剡溪九曲风景优美,历史悠久,文化底蕴深厚,是著名的“浙东唐诗之路”的重要组成部分。东晋永和年间,书圣王羲之因受会稽郡(今绍兴)刺史王述排斥,辞官归隐乡野,就是沿着悠悠流淌的剡溪一路风尘,一度隐居于一曲六诏,寄情山水,并以写字养鹅为乐。后来,晋穆帝六次下诏书请他回去当官,他都没当一回事,“六诏”之名由此而来。如今的六诏村尚存当年书圣遗迹墨池,只是已少为人知。我们去六诏村,主要也是为了探访那个墨池。

六诏村依山傍水,民风朴实,在古代曾有“六诏市”“小宁波”之谓,可见当年的繁荣程度。穿过几个弄堂,听到有人喊“到了,到了”,我们便在一处旧宅院前停了下来,原来前面那个不起眼的水池便是墨池。说它不起眼,是因为根本没有一块标明身份的标志牌,而且边上堆放着一些废弃的竹竿枯木,显得零乱凋敝;池的四周由不规则的石块垒成,水中尽是碧绿丰盛的水草,看上去更像一个适合鱼儿游弋的小池。若不是当地人,谁也不会想到书圣的遗迹就在眼前。同行的文保专家拿出事先写好了的“墨池”两字,贴在一块木板上,权作标志牌插在一旁,这才使墨池稍稍有了点文化气息。

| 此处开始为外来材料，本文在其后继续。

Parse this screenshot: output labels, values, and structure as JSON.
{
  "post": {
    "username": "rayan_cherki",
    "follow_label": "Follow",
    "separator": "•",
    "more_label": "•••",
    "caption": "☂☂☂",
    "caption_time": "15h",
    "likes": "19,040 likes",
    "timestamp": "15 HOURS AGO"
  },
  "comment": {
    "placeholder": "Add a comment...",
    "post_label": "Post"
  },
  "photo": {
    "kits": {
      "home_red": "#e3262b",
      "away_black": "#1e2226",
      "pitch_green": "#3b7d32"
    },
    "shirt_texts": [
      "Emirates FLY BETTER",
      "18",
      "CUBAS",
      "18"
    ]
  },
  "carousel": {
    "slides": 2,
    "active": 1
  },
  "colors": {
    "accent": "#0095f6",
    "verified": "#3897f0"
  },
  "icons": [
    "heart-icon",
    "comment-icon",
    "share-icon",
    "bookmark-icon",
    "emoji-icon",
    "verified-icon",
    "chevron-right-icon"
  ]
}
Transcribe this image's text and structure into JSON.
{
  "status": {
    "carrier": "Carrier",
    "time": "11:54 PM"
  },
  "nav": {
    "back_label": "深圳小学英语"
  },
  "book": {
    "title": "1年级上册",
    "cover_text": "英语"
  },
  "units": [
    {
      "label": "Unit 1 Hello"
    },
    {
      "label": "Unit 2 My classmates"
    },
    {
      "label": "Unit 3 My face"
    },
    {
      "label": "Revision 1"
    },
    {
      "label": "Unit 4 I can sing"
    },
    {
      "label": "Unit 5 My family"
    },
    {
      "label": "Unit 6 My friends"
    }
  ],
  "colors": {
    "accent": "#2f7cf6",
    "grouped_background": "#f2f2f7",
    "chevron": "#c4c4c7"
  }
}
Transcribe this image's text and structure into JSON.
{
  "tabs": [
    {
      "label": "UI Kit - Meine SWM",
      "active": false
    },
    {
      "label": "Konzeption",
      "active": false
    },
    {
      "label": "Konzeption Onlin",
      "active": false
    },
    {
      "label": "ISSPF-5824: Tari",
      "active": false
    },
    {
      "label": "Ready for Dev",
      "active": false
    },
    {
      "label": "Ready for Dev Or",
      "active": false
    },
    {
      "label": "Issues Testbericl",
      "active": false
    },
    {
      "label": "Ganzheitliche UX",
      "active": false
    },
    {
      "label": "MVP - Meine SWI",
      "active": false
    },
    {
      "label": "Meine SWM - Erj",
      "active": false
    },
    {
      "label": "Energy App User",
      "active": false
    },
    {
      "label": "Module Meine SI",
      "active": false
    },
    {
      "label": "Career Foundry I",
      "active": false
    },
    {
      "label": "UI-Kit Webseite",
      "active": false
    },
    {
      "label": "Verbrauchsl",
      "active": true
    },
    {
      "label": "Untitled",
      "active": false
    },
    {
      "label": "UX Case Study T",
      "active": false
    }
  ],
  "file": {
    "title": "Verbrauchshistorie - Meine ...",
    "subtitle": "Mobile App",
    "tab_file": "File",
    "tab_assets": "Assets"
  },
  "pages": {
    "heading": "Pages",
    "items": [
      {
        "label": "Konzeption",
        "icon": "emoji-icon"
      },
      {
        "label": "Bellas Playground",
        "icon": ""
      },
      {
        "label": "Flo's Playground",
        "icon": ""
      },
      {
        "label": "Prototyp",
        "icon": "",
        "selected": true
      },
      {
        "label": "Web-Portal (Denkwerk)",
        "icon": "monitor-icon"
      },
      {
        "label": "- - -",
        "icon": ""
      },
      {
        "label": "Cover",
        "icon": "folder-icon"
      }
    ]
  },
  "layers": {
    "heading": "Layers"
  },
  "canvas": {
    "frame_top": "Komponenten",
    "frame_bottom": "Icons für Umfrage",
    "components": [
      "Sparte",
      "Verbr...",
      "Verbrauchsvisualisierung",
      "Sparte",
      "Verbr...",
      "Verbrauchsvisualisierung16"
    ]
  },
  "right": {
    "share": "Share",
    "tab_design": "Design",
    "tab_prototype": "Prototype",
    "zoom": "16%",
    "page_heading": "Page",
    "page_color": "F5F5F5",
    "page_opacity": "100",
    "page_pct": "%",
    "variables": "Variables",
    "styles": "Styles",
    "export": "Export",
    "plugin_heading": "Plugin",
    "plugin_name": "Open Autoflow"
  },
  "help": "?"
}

墨池不大,大概四五平方米的样子,比我想象中的要小些。听村老年协会的负责人介绍,原来的墨池要比现在见到的大一倍,在距墨池50米前曾经还有鹅池,现已填掉建了公路,甚是可惜。设想一下,墨池和鹅池曾经共处,它们交相辉映,该是一幅多么美妙的、充满诗意的画卷﹗

但现在我们无缘感受诗意般的惬意,唯有默默地围着墨池转了几圈,为书圣遗迹的寒酸景遇而遗憾。面对附近日渐破败的建筑,我真担心墨池什么时候会突然遭受这些建筑的牵连而永远消失。如果这样,对这样一个有着历史文化底蕴的小村来说,不仅仅意味着先贤遗迹的荒芜,更是一种精神的流失。

对墨池,我一直怀有一种莫名的敬畏之心。记得读小学时,老师常讲起几位古人的勤学故事,其中就有王羲之,说王羲之年轻时练字十分刻苦,用坏了的毛笔堆在地上就是一座小山,所以称为“笔山”;而他每天在家门口的水池因为洗笔砚,天长日久便变成了墨池。

其实,王羲之的墨池何止一处。山东临沂是他的原籍,那里有墨池;江西的庐山、临川也有墨池,因为王羲之曾应友人之邀到过那里,留下过墨宝;还有绍兴,因王羲之做过官的关系,更有墨池遗迹。他走到哪里,哪里就有墨池。都说拳不离手曲不离口,王羲之是笔不离身啊﹗我想,多处墨池遗迹的存在,除了向世人展示王羲之的勤奋,更是寄托了后人对一代书圣淡泊名利、高风亮节的敬仰之情。

由墨池,我联想到了鹅池。王羲之有养鹅的癖好,与他沾上关系的鹅池在各地也有多处,最著名的当数绍兴兰亭的鹅池。他的养鹅爱鹅,其实是以鹅为师,师法自然。王羲之学前人而不拘泥于前人,推陈出新,从而开启了一代书风。如果说墨池是见证他的勤学苦练,并打下了扎实书法基础的平台,那么鹅池就是他观察生活大胆创新,从中感悟到书法艺术真谛的基地。我向来以为,王羲之的行书艺术能达到“飘若浮云,矫若惊龙”般完美境界,墨池和鹅池功莫大焉﹗

回过头来再说六诏的墨池。相比其他地方的墨池,六诏的墨池知名度反而不高,令人不可思议。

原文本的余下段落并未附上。